Advice we've already had
A lovely psychologist who I trust (and also treats my depression) thinks ADHD is too simple a diagnosis and doesn't believe he has it and is critical of anyone forcing a diagnosis that young. She's tested his cognitive skills and thinks his very high scores on working memory etc means he cant have ADHD. He is very very bright and on the 87th percentile for intelligence, she thinks he could have scored higher on a better day. I love that she is cautious about diagnosing but e havent actually filled out the questionnaire tests for ADHD. She helped his teacher try to handle him better with behaviour charts but then that teacher went on maternity leave and it all went downhill with the replacement.

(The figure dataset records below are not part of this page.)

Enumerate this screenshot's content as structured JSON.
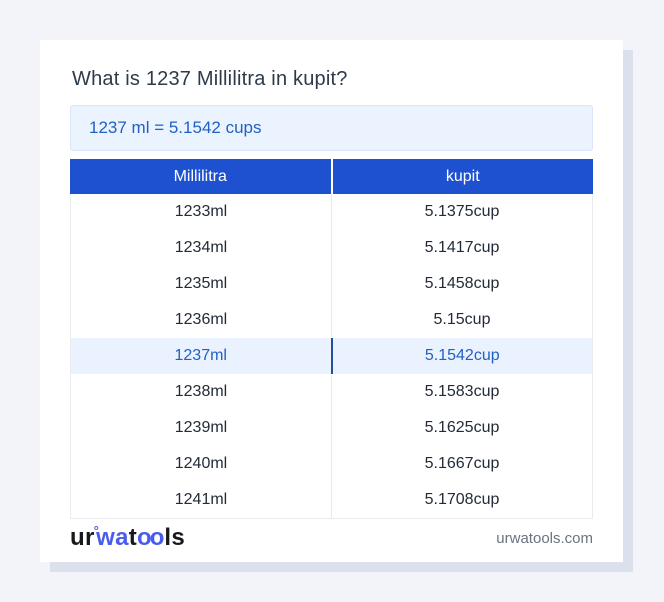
{
  "card": {
    "title": "What is 1237 Millilitra in kupit?",
    "result_text": "1237 ml = 5.1542 cups"
  },
  "table": {
    "headers": [
      "Millilitra",
      "kupit"
    ],
    "rows": [
      {
        "ml": "1233ml",
        "cup": "5.1375cup",
        "highlight": false
      },
      {
        "ml": "1234ml",
        "cup": "5.1417cup",
        "highlight": false
      },
      {
        "ml": "1235ml",
        "cup": "5.1458cup",
        "highlight": false
      },
      {
        "ml": "1236ml",
        "cup": "5.15cup",
        "highlight": false
      },
      {
        "ml": "1237ml",
        "cup": "5.1542cup",
        "highlight": true
      },
      {
        "ml": "1238ml",
        "cup": "5.1583cup",
        "highlight": false
      },
      {
        "ml": "1239ml",
        "cup": "5.1625cup",
        "highlight": false
      },
      {
        "ml": "1240ml",
        "cup": "5.1667cup",
        "highlight": false
      },
      {
        "ml": "1241ml",
        "cup": "5.1708cup",
        "highlight": false
      }
    ]
  },
  "footer": {
    "logo": {
      "part_ur": "ur",
      "ring": "°",
      "part_wa": "wa",
      "part_t": "t",
      "part_oo": "oo",
      "part_ls": "ls"
    },
    "site_url": "urwatools.com"
  },
  "colors": {
    "page_background": "#f2f4f9",
    "card_shadow": "#dbe0ec",
    "header_blue": "#1e51cf",
    "result_box_background": "#eaf3fe",
    "result_box_border": "#d8e6fa",
    "accent_text_blue": "#2160c4",
    "highlight_row_background": "#e9f2fe",
    "highlight_divider": "#234f9c",
    "title_text": "#2e3a4a",
    "row_text": "#222b38",
    "muted_gray": "#6b7280",
    "logo_blue": "#4a5cec",
    "table_border": "#e9ebf0"
  }
}
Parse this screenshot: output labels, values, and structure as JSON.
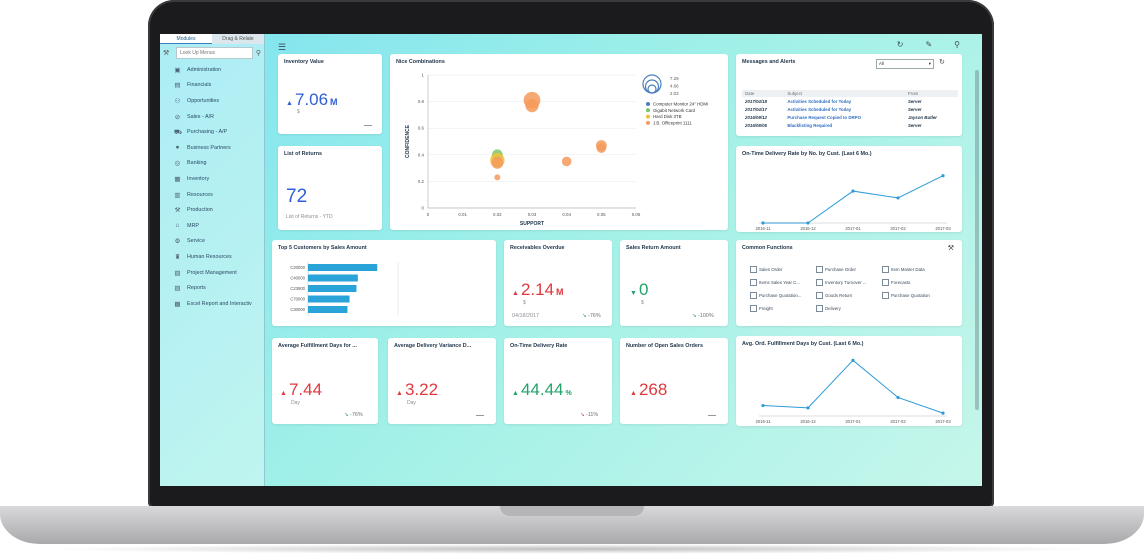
{
  "sidebar": {
    "tabs": [
      "Modules",
      "Drag & Relate"
    ],
    "search_placeholder": "Look Up Menus",
    "items": [
      {
        "label": "Administration",
        "icon": "admin-icon"
      },
      {
        "label": "Financials",
        "icon": "chart-icon"
      },
      {
        "label": "Opportunities",
        "icon": "opportunities-icon"
      },
      {
        "label": "Sales - A/R",
        "icon": "sales-icon"
      },
      {
        "label": "Purchasing - A/P",
        "icon": "cart-icon"
      },
      {
        "label": "Business Partners",
        "icon": "person-icon"
      },
      {
        "label": "Banking",
        "icon": "banking-icon"
      },
      {
        "label": "Inventory",
        "icon": "inventory-icon"
      },
      {
        "label": "Resources",
        "icon": "resources-icon"
      },
      {
        "label": "Production",
        "icon": "production-icon"
      },
      {
        "label": "MRP",
        "icon": "mrp-icon"
      },
      {
        "label": "Service",
        "icon": "service-icon"
      },
      {
        "label": "Human Resources",
        "icon": "hr-icon"
      },
      {
        "label": "Project Management",
        "icon": "project-icon"
      },
      {
        "label": "Reports",
        "icon": "reports-icon"
      },
      {
        "label": "Excel Report and Interactiv",
        "icon": "excel-icon"
      }
    ]
  },
  "inventory_value": {
    "title": "Inventory Value",
    "value": "7.06",
    "unit": "M",
    "sub": "$"
  },
  "list_of_returns": {
    "title": "List of Returns",
    "value": "72",
    "sub": "List of Returns - YTD"
  },
  "nice_combinations": {
    "title": "Nice Combinations"
  },
  "messages": {
    "title": "Messages and Alerts",
    "filter": "All",
    "columns": [
      "Date",
      "Subject",
      "From"
    ],
    "rows": [
      [
        "2017/04/18",
        "Activities Scheduled for Today",
        "Server"
      ],
      [
        "2017/04/17",
        "Activities Scheduled for Today",
        "Server"
      ],
      [
        "2016/09/12",
        "Purchase Request Copied to DRPO",
        "Jayson Butler"
      ],
      [
        "2016/08/05",
        "Blacklisting Required",
        "Server"
      ]
    ]
  },
  "ontime_rate_chart": {
    "title": "On-Time Delivery Rate by No. by Cust. (Last 6 Mo.)"
  },
  "top5": {
    "title": "Top 5 Customers by Sales Amount"
  },
  "receivables": {
    "title": "Receivables Overdue",
    "value": "2.14",
    "unit": "M",
    "sub": "$",
    "date": "04/18/2017",
    "trend": "-76%"
  },
  "sales_return": {
    "title": "Sales Return Amount",
    "value": "0",
    "sub": "$",
    "trend": "-100%"
  },
  "common_functions": {
    "title": "Common Functions",
    "items": [
      "Sales Order",
      "Purchase Order",
      "Item Master Data",
      "Items Sales Year C...",
      "Inventory Turnover ...",
      "Forecasts",
      "Purchase Quotation...",
      "Goods Return",
      "Purchase Quotation",
      "Freight",
      "Delivery"
    ]
  },
  "avg_fulfillment": {
    "title": "Average Fulfillment Days for ...",
    "value": "7.44",
    "sub": "Day",
    "trend": "-76%"
  },
  "avg_delivery_var": {
    "title": "Average Delivery Variance D...",
    "value": "3.22",
    "sub": "Day"
  },
  "ontime_rate_kpi": {
    "title": "On-Time Delivery Rate",
    "value": "44.44",
    "unit": "%",
    "trend": "-11%"
  },
  "open_sales": {
    "title": "Number of Open Sales Orders",
    "value": "268"
  },
  "avg_ord_chart": {
    "title": "Avg. Ord. Fulfillment Days by Cust. (Last 6 Mo.)"
  },
  "chart_data": [
    {
      "type": "scatter",
      "title": "Nice Combinations",
      "xlabel": "SUPPORT",
      "ylabel": "CONFIDENCE",
      "xlim": [
        0,
        0.06
      ],
      "ylim": [
        0,
        1
      ],
      "xticks": [
        "0",
        "0.01",
        "0.02",
        "0.03",
        "0.04",
        "0.05",
        "0.06"
      ],
      "yticks": [
        "0",
        "0.2",
        "0.4",
        "0.6",
        "0.8",
        "1"
      ],
      "size_legend": [
        "7.29",
        "4.66",
        "2.03"
      ],
      "series": [
        {
          "name": "Computer Monitor 24\" HDMI",
          "color": "#4a7fbf",
          "points": []
        },
        {
          "name": "Gigabit Network Card",
          "color": "#7cc46a",
          "points": [
            [
              0.02,
              0.4,
              4.5
            ]
          ]
        },
        {
          "name": "Hard Disk 3TB",
          "color": "#f0c23a",
          "points": [
            [
              0.02,
              0.36,
              6
            ]
          ]
        },
        {
          "name": "J.B. Officeprint 1111",
          "color": "#f59a5b",
          "points": [
            [
              0.02,
              0.34,
              5
            ],
            [
              0.02,
              0.23,
              2.5
            ],
            [
              0.03,
              0.81,
              7
            ],
            [
              0.03,
              0.77,
              5.5
            ],
            [
              0.04,
              0.35,
              4
            ],
            [
              0.05,
              0.47,
              4.5
            ],
            [
              0.05,
              0.45,
              4
            ]
          ]
        }
      ]
    },
    {
      "type": "line",
      "title": "On-Time Delivery Rate by No. by Cust. (Last 6 Mo.)",
      "categories": [
        "2016-11",
        "2016-12",
        "2017-01",
        "2017-02",
        "2017-03"
      ],
      "values": [
        0,
        0,
        0.56,
        0.44,
        0.83
      ],
      "ylim": [
        0,
        1
      ]
    },
    {
      "type": "bar",
      "title": "Top 5 Customers by Sales Amount",
      "categories": [
        "C20000",
        "C40000",
        "C23900",
        "C70000",
        "C30000"
      ],
      "values": [
        100,
        72,
        70,
        60,
        57
      ],
      "xlim": [
        0,
        130
      ]
    },
    {
      "type": "line",
      "title": "Avg. Ord. Fulfillment Days by Cust. (Last 6 Mo.)",
      "categories": [
        "2016-11",
        "2016-12",
        "2017-01",
        "2017-02",
        "2017-03"
      ],
      "values": [
        1.8,
        1.4,
        9.6,
        3.2,
        0.5
      ],
      "ylim": [
        0,
        10
      ]
    }
  ]
}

His pediatrician however is convinced he has ADHD and wants us to go to a neuropediatrician. His psychologist says he will be prescribed drugs very quickly and she has reservations about it. His pediatrician has an ADHD child and says everything Ive said matches her own experience. I also trust her too.
I am completely lost. All I know is the problem is getting worse not better and my awesome son is suffering socially and emotionally and I don't know what the solution is or who to listen to.
Would you be willing to relate to the above and share your own experiences or ideas?